Conclusion and Best Practices
Summarization with Claude is both powerful and flexible. Here are the key principles to keep in mind:
- Be specific in your prompts: Generic prompts yield generic summaries. Specify format, length, focus areas, and audience.
- Use structured outputs: Request JSON or markdown tables for metadata extraction.
- Chunk wisely: For long documents, chunk at natural boundaries and use meta-summarization.
- Evaluate systematically: Combine automated metrics (ROUGE) with custom assertions (Promptfoo) and human review.

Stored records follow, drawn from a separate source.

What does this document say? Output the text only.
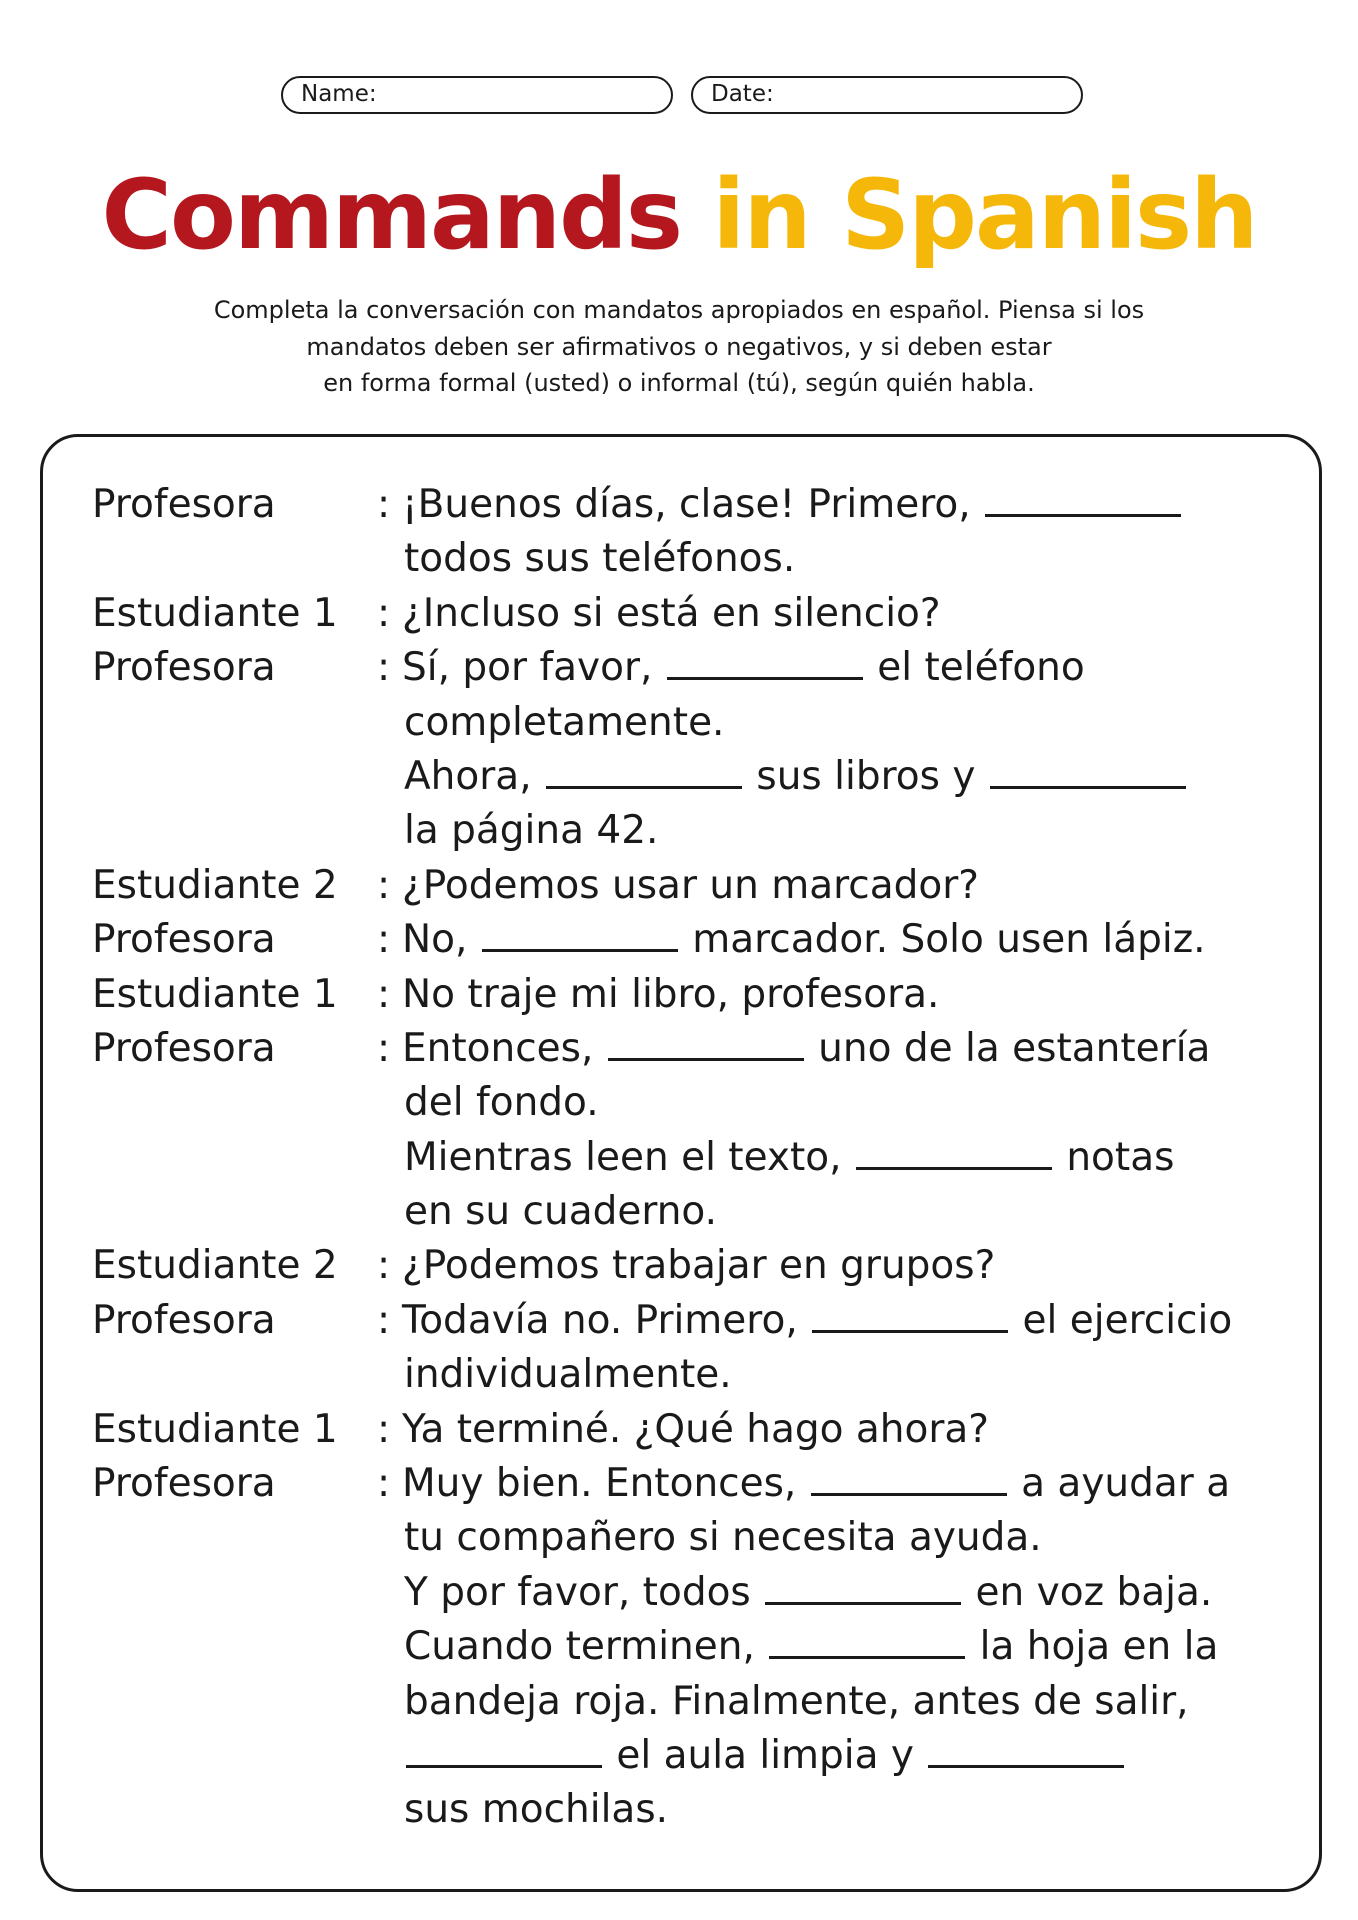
Name:	Date:
Commands in Spanish
Completa la conversación con mandatos apropiados en español. Piensa si los
mandatos deben ser afirmativos o negativos, y si deben estar
en forma formal (usted) o informal (tú), según quién habla.
Profesora	: ¡Buenos días, clase! Primero,
todos sus teléfonos.
Estudiante 1 : ¿Incluso si está en silencio?
Profesora	: Sí, por favor,	el teléfono
completamente.
Ahora,	sus libros y
la página 42.
Estudiante 2 : ¿Podemos usar un marcador?
Profesora	: No,	marcador. Solo usen lápiz.
Estudiante 1 : No traje mi libro, profesora.
Profesora	: Entonces,	uno de la estantería
del fondo.
Mientras leen el texto,	notas
en su cuaderno.
Estudiante 2 : ¿Podemos trabajar en grupos?
Profesora	: Todavía no. Primero,	el ejercicio
individualmente.
Estudiante 1 : Ya terminé. ¿Qué hago ahora?
Profesora	: Muy bien. Entonces,	a ayudar a
tu compañero si necesita ayuda.
Y por favor, todos	en voz baja.
Cuando terminen,	la hoja en la
bandeja roja. Finalmente, antes de salir,
el aula limpia y
sus mochilas.
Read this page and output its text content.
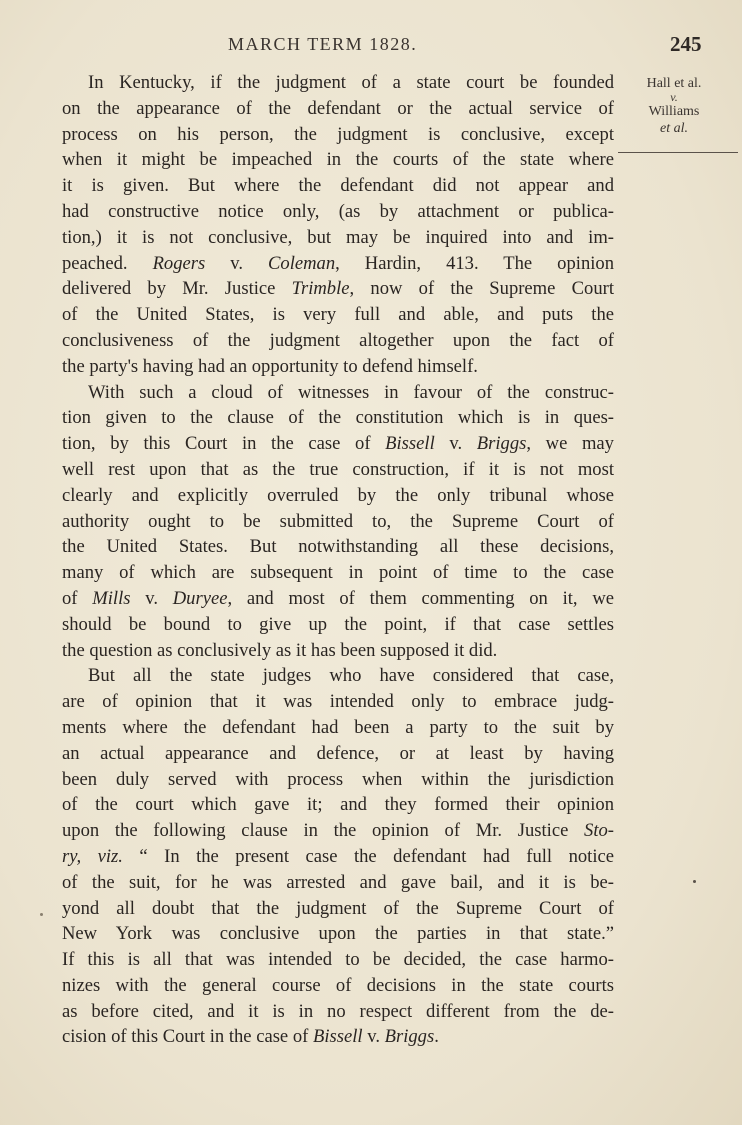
MARCH TERM 1828.	245
Hall et al.
v.
Williams
et al.
In Kentucky, if the judgment of a state court be founded
on the appearance of the defendant or the actual service of
process on his person, the judgment is conclusive, except
when it might be impeached in the courts of the state where
it is given. But where the defendant did not appear and
had constructive notice only, (as by attachment or publica-
tion,) it is not conclusive, but may be inquired into and im-
peached. Rogers v. Coleman, Hardin, 413. The opinion
delivered by Mr. Justice Trimble, now of the Supreme Court
of the United States, is very full and able, and puts the
conclusiveness of the judgment altogether upon the fact of
the party's having had an opportunity to defend himself.
With such a cloud of witnesses in favour of the construc-
tion given to the clause of the constitution which is in ques-
tion, by this Court in the case of Bissell v. Briggs, we may
well rest upon that as the true construction, if it is not most
clearly and explicitly overruled by the only tribunal whose
authority ought to be submitted to, the Supreme Court of
the United States. But notwithstanding all these decisions,
many of which are subsequent in point of time to the case
of Mills v. Duryee, and most of them commenting on it, we
should be bound to give up the point, if that case settles
the question as conclusively as it has been supposed it did.
But all the state judges who have considered that case,
are of opinion that it was intended only to embrace judg-
ments where the defendant had been a party to the suit by
an actual appearance and defence, or at least by having
been duly served with process when within the jurisdiction
of the court which gave it; and they formed their opinion
upon the following clause in the opinion of Mr. Justice Sto-
ry, viz. “ In the present case the defendant had full notice
of the suit, for he was arrested and gave bail, and it is be-
yond all doubt that the judgment of the Supreme Court of
New York was conclusive upon the parties in that state.”
If this is all that was intended to be decided, the case harmo-
nizes with the general course of decisions in the state courts
as before cited, and it is in no respect different from the de-
cision of this Court in the case of Bissell v. Briggs.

- Iterate: Summarization is rarely perfect on the first try. Build a feedback loop.
Key Takeaways
- Claude's large context window and instruction-following ability make it ideal for summarization, especially for complex documents like legal contracts.
- Guided prompts with specific focus areas and output formats produce significantly better summaries than open-ended requests.
- For documents exceeding context limits, use a chunk-and-meta-summarize strategy to preserve information across the entire text.
- RAG-based summarization with pre-indexed summaries enables fast retrieval from large document collections.
- Combine ROUGE scores with custom evaluation frameworks like Promptfoo to systematically measure and improve summary quality over time.